Well, how may I say that ..

The pax stuff is not in a competition, nor is an alternative.
Because, with pragmatism:
- proprietary -> worthless, it will not be used by the mass
- not upstreamed -> ibid

Kernel support for control-flow enforcement

Posted Jun 27, 2018 8:55 UTC (Wed) by citypw (guest, #82661) [Link] (2 responses)

What do you mean "proprietary -> worthless"? Does Intel ever have PCT patents? SGX? CET? Big corps can have their patent and that's all right. Why a small open source consulting company shouldn't do the same? I mean, what's your point?

"it will not be used by the mass", could you plz give some data statistics? AFAIK, PaX's RAP is the only kernel CFI solution in the production environment.

Kernel support for control-flow enforcement

Posted Jun 28, 2018 1:19 UTC (Thu) by pabs (subscriber, #43278) [Link] (1 responses)

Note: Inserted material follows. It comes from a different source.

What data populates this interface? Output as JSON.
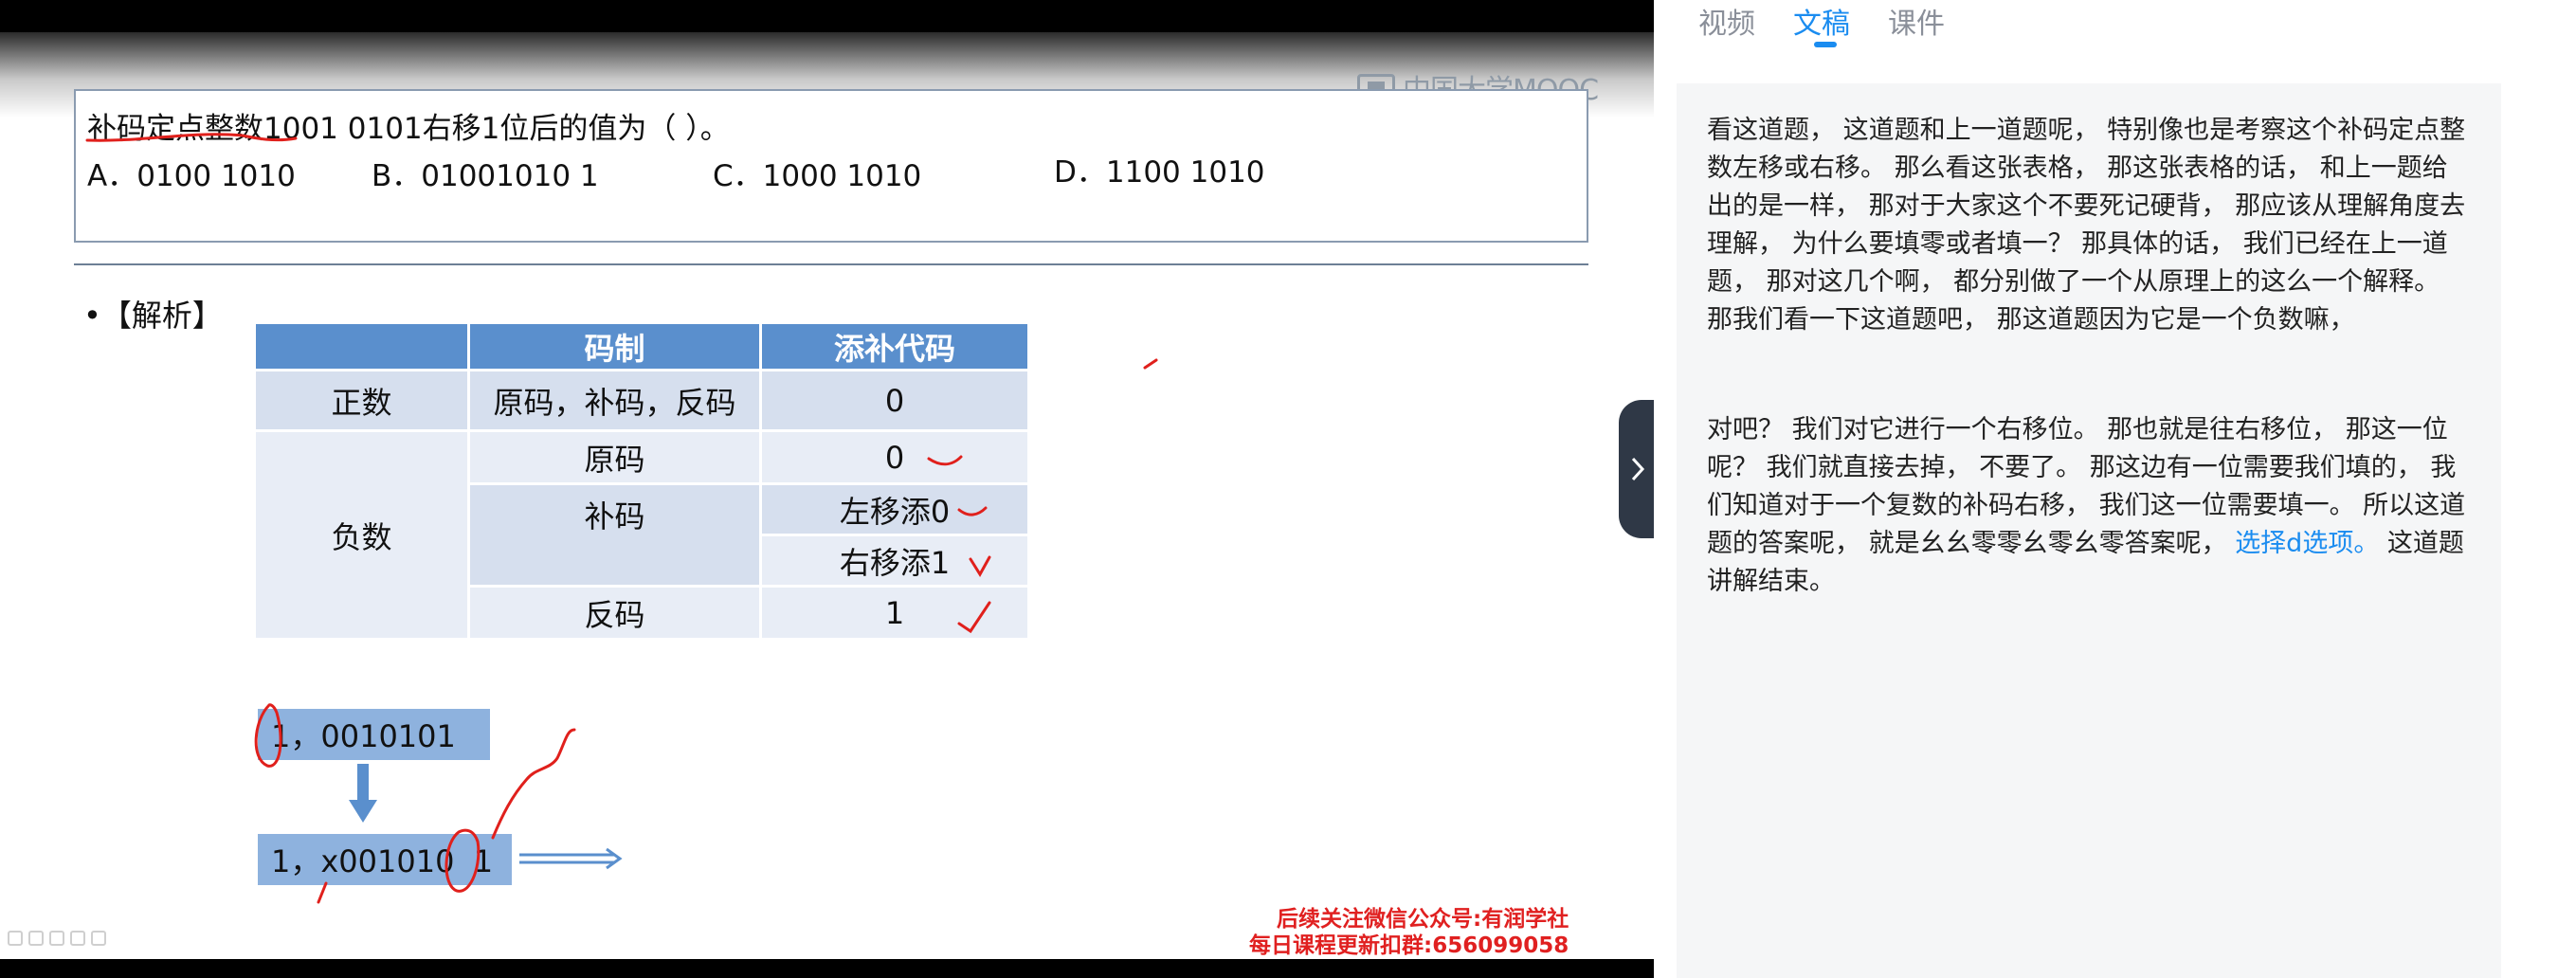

I assume they meant that since RAP (and the rest of grsec/PaX) is hidden behind grsecurity's support contracts, it will never be integrated into popular branches of Linux (like Android or mainline) and thus never reach the majority of systems that run Linux.

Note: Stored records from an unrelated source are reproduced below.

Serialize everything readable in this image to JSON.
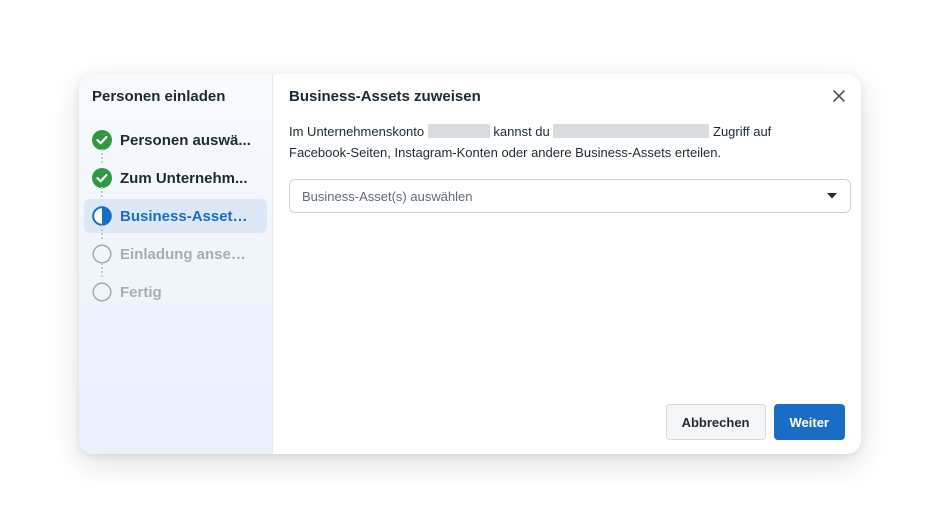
{
  "sidebar": {
    "title": "Personen einladen",
    "steps": [
      {
        "label": "Personen auswä...",
        "status": "done",
        "icon": "check-circle-icon"
      },
      {
        "label": "Zum Unternehm...",
        "status": "done",
        "icon": "check-circle-icon"
      },
      {
        "label": "Business-Assets ...",
        "status": "current",
        "icon": "half-circle-icon"
      },
      {
        "label": "Einladung ansehen",
        "status": "pending",
        "icon": "empty-circle-icon"
      },
      {
        "label": "Fertig",
        "status": "pending",
        "icon": "empty-circle-icon"
      }
    ]
  },
  "main": {
    "title": "Business-Assets zuweisen",
    "description": {
      "part1": "Im Unternehmenskonto",
      "part2": "kannst du",
      "part3": "Zugriff auf Facebook-Seiten, Instagram-Konten oder andere Business-Assets erteilen."
    },
    "select": {
      "placeholder": "Business-Asset(s) auswählen",
      "icon": "caret-down-icon"
    }
  },
  "footer": {
    "cancel_label": "Abbrechen",
    "next_label": "Weiter"
  },
  "colors": {
    "accent": "#1a6dc5",
    "success": "#2e9a44",
    "pending": "#a6adb5",
    "text": "#1c2b33"
  }
}
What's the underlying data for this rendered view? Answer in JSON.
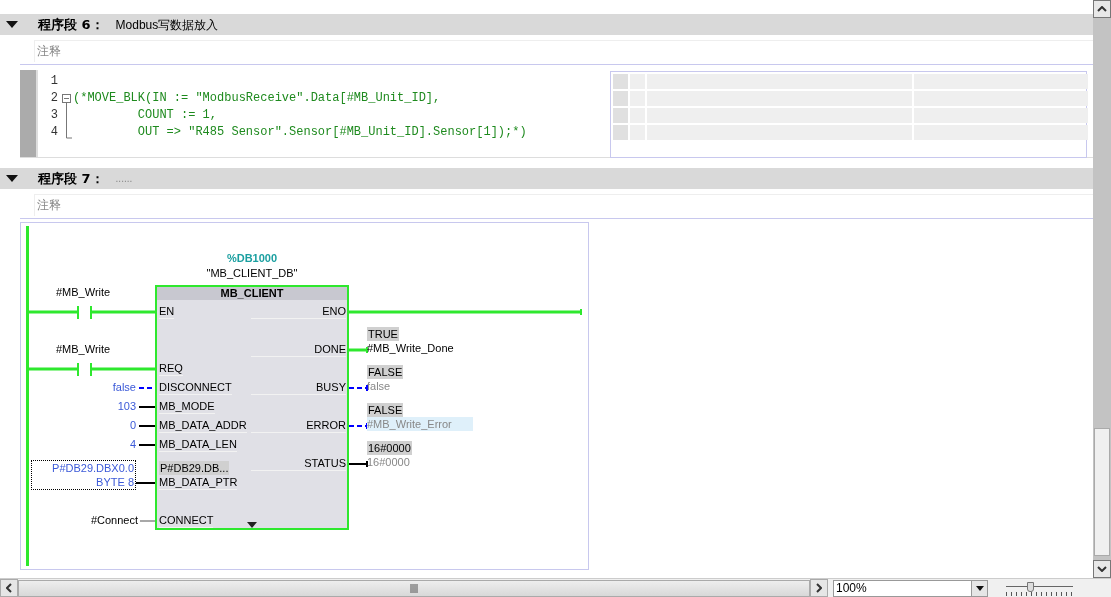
{
  "networks": [
    {
      "label": "程序段 6：",
      "title": "Modbus写数据放入",
      "expanded": true,
      "comment": {
        "placeholder": "注释"
      },
      "scl_code": [
        {
          "number": "1",
          "kind": "plain"
        },
        {
          "number": "2",
          "text": "(*MOVE_BLK(IN := \"ModbusReceive\".Data[#MB_Unit_ID],",
          "kind": "foldstart"
        },
        {
          "number": "3",
          "text": "         COUNT := 1,",
          "kind": "foldinside"
        },
        {
          "number": "4",
          "text": "         OUT => \"R485 Sensor\".Sensor[#MB_Unit_ID].Sensor[1]);*)",
          "kind": "foldend"
        }
      ]
    },
    {
      "label": "程序段 7：",
      "title": "......",
      "expanded": true,
      "comment": {
        "placeholder": "注释"
      },
      "ladder": {
        "instance_address": "%DB1000",
        "instance_name": "\"MB_CLIENT_DB\"",
        "block_type": "MB_CLIENT",
        "inputs": [
          {
            "pin": "EN",
            "kind": "powered",
            "operand": {
              "kind": "contact",
              "lines": [
                "#MB_Write"
              ]
            }
          },
          {
            "pin": "REQ",
            "kind": "powered",
            "operand": {
              "kind": "contact",
              "lines": [
                "#MB_Write"
              ]
            }
          },
          {
            "pin": "DISCONNECT",
            "kind": "dashed",
            "operand": {
              "kind": "constant",
              "lines": [
                "false"
              ]
            }
          },
          {
            "pin": "MB_MODE",
            "kind": "value",
            "operand": {
              "kind": "constant",
              "lines": [
                "103"
              ]
            }
          },
          {
            "pin": "MB_DATA_ADDR",
            "kind": "value",
            "operand": {
              "kind": "constant",
              "lines": [
                "0"
              ]
            }
          },
          {
            "pin": "MB_DATA_LEN",
            "kind": "value",
            "operand": {
              "kind": "constant",
              "lines": [
                "4"
              ]
            }
          },
          {
            "pin": "MB_DATA_PTR",
            "kind": "value",
            "monitor": "P#DB29.DB...",
            "operand": {
              "kind": "pointer",
              "lines": [
                "P#DB29.DBX0.0",
                "BYTE 8"
              ]
            }
          },
          {
            "pin": "CONNECT",
            "kind": "inactive",
            "operand": {
              "kind": "variable",
              "lines": [
                "#Connect"
              ]
            }
          }
        ],
        "outputs": [
          {
            "pin": "ENO",
            "kind": "powered",
            "selected": false,
            "dimmed": false
          },
          {
            "pin": "DONE",
            "kind": "powered",
            "monitor": "TRUE",
            "operand": "#MB_Write_Done",
            "selected": false,
            "dimmed": false
          },
          {
            "pin": "BUSY",
            "kind": "dashed",
            "monitor": "FALSE",
            "operand": "false",
            "selected": false,
            "dimmed": true
          },
          {
            "pin": "ERROR",
            "kind": "dashed",
            "monitor": "FALSE",
            "operand": "#MB_Write_Error",
            "selected": true,
            "dimmed": true
          },
          {
            "pin": "STATUS",
            "kind": "value",
            "monitor": "16#0000",
            "operand": "16#0000",
            "selected": false,
            "dimmed": true
          }
        ]
      }
    }
  ],
  "zoom": {
    "value": "100%"
  },
  "zoom_slider": {
    "level": 0.36
  }
}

Kernel support for control-flow enforcement

Posted Jul 5, 2018 23:34 UTC (Thu) by nix (subscriber, #2304) [Link]

It doesn't seem impossible to reimplement, just fiddly. And CET is fiddly too, and, uh... weak. Distinctly weak. (Mind you, RAP requires thinking about every language you implement it for -- but not all that terribly much, and CET requires compiler modifications too, so that's a wash.)

Kernel support for control-flow enforcement

Posted Jun 28, 2018 1:20 UTC (Thu) by alkbyby (subscriber, #61687) [Link] (2 responses)

I guess I with have to read docs, but perhaps someone could post high level overview how this stuff is supposed to interact with features such as swapcontext, longjmp or even just throwing exception.

longjmp and such

Posted Jun 28, 2018 13:04 UTC (Thu) by corbet (editor, #1) [Link]

I kind of skipped over that part, sorry. Some of the new arch_prctl() calls are there to let the C library handle things like that; they allow changes to be made to the shadow stack when needed.

Kernel support for control-flow enforcement

Posted Jun 29, 2018 6:18 UTC (Fri) by pbonzini (subscriber, #60935) [Link]

For longjmp and exception handling you have to save and restore the shadow stack pointer. Swapcontext on the other hand needs to allocate a shadow stack in addition to the stack, and save/restore the shadow stack base in addition to the pointer. There are instructions that are used to switch shadow stacks. Windows will probably integrate them in the fiber API, Linux will probably put up a "some assembly required" note (pun intended).

Kernel support for control-flow enforcement

Posted Jun 28, 2018 7:37 UTC (Thu) by robert_s (subscriber, #42402) [Link]

But would this support be maintained out would we end up with another Intel MPX fiasco?